Thian Hee or Thian-hee Sarasin (Thai: ; RTGS: Thianhi Sarasin) was also known by his aristocratic title Phraya Sarasinsawamiphakh. Thian Hee (Chinese: ) (1848-1925) was born in Thailand to a Thai mother and Chinese father. He came from a line of wealthy rice traders and pharmacists who had immigrated from Hainan Province, China to reside in the largely mercantile Thonburi across the river from Bangkok. At a young age he was taken to the US by a missionary to pursue his studies. He is noted as being the first Thai to have studied in the US. He finished his studies in medicine at Columbia University in 1871. He returned to Thailand as the country's first ever medical doctor.
He became a prominent military doctor and accompanied the army on expeditions to Laos under Chao Phraya Surasakdi Montri during the Haw Wars of 1865-1890. Malaria proved to be a more formidable foe than the Haw and Thian Hee was largely occupied with administering quinine to afflicted troops. A photograph now on view at Vimanmek Mansion depicts Thian Hee handing the last bottle of quinine to the commanding general to prove the scarcity of their supplies. Among his activities in Laos as part of an occupational force was the imposition of a partially successful ban on the practice of using witch doctors and witchcraft to heal the local populace of illnesses.

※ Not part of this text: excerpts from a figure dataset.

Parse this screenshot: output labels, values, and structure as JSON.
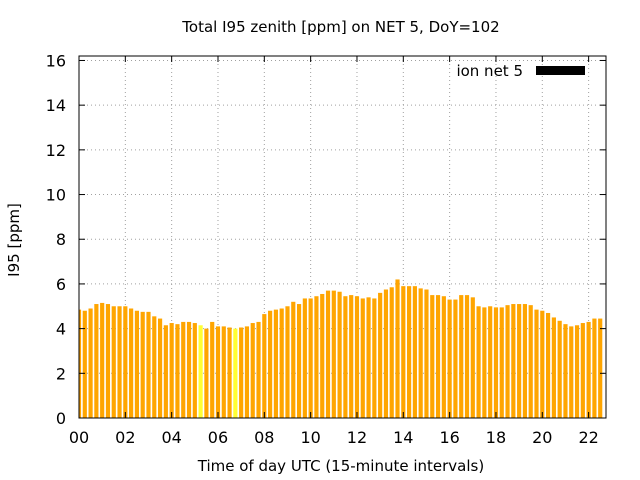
{
  "chart_data": {
    "type": "bar",
    "title": "Total I95 zenith [ppm] on NET 5, DoY=102",
    "xlabel": "Time of day UTC (15-minute intervals)",
    "ylabel": "I95 [ppm]",
    "xlim": [
      0,
      22.75
    ],
    "ylim": [
      0,
      16.2
    ],
    "x_ticks": [
      "00",
      "02",
      "04",
      "06",
      "08",
      "10",
      "12",
      "14",
      "16",
      "18",
      "20",
      "22"
    ],
    "x_tick_values": [
      0,
      2,
      4,
      6,
      8,
      10,
      12,
      14,
      16,
      18,
      20,
      22
    ],
    "y_ticks": [
      0,
      2,
      4,
      6,
      8,
      10,
      12,
      14,
      16
    ],
    "grid": true,
    "legend": {
      "position": "top-right"
    },
    "interval_hours": 0.25,
    "series": [
      {
        "name": "ion net 5",
        "color": "#ffa500",
        "legend_color": "#000000",
        "highlight_color": "#ffff33",
        "highlight_indices": [
          21,
          27
        ],
        "values": [
          4.85,
          4.8,
          4.9,
          5.1,
          5.15,
          5.1,
          5.0,
          5.0,
          5.0,
          4.9,
          4.8,
          4.75,
          4.75,
          4.55,
          4.45,
          4.15,
          4.25,
          4.2,
          4.3,
          4.3,
          4.25,
          4.15,
          4.0,
          4.3,
          4.1,
          4.1,
          4.05,
          4.0,
          4.05,
          4.1,
          4.25,
          4.3,
          4.65,
          4.8,
          4.85,
          4.9,
          5.0,
          5.2,
          5.1,
          5.35,
          5.35,
          5.45,
          5.55,
          5.7,
          5.7,
          5.65,
          5.45,
          5.5,
          5.45,
          5.35,
          5.4,
          5.35,
          5.6,
          5.75,
          5.85,
          6.2,
          5.9,
          5.9,
          5.9,
          5.8,
          5.75,
          5.5,
          5.5,
          5.45,
          5.3,
          5.3,
          5.5,
          5.5,
          5.4,
          5.0,
          4.95,
          5.0,
          4.95,
          4.95,
          5.05,
          5.1,
          5.1,
          5.1,
          5.05,
          4.85,
          4.8,
          4.7,
          4.5,
          4.35,
          4.2,
          4.1,
          4.15,
          4.25,
          4.3,
          4.45,
          4.45
        ]
      }
    ]
  }
}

Thian Hee later returned to his family profession as a rice trader and became one of the country's most influential merchants. He acted as a financial advisor to Queen Savang Vadhana, often serving as intermediary between the palace and the largely insular Chinese merchant community. He amassed wealth as a co-founder of Siam Cement, a conglomerate now the second largest company in Thailand. As an act of gratitude to the missionary who had supported him as a child, Thian Hee funded the construction of Thailand's fourth Presbyterian church, Suebsamphanthawong Church, in 1902 on his own plot of land in Si Lom. In 1925, following his death, he was interred next to the church in a mausoleum in the family cemetery.
Thian Hee's official title was Phraya Sarasinsawamiphakh. The title "phraya" is now obsolete. It was the second highest feudal title a person could be given and is the equivalent of "marquis" in the West.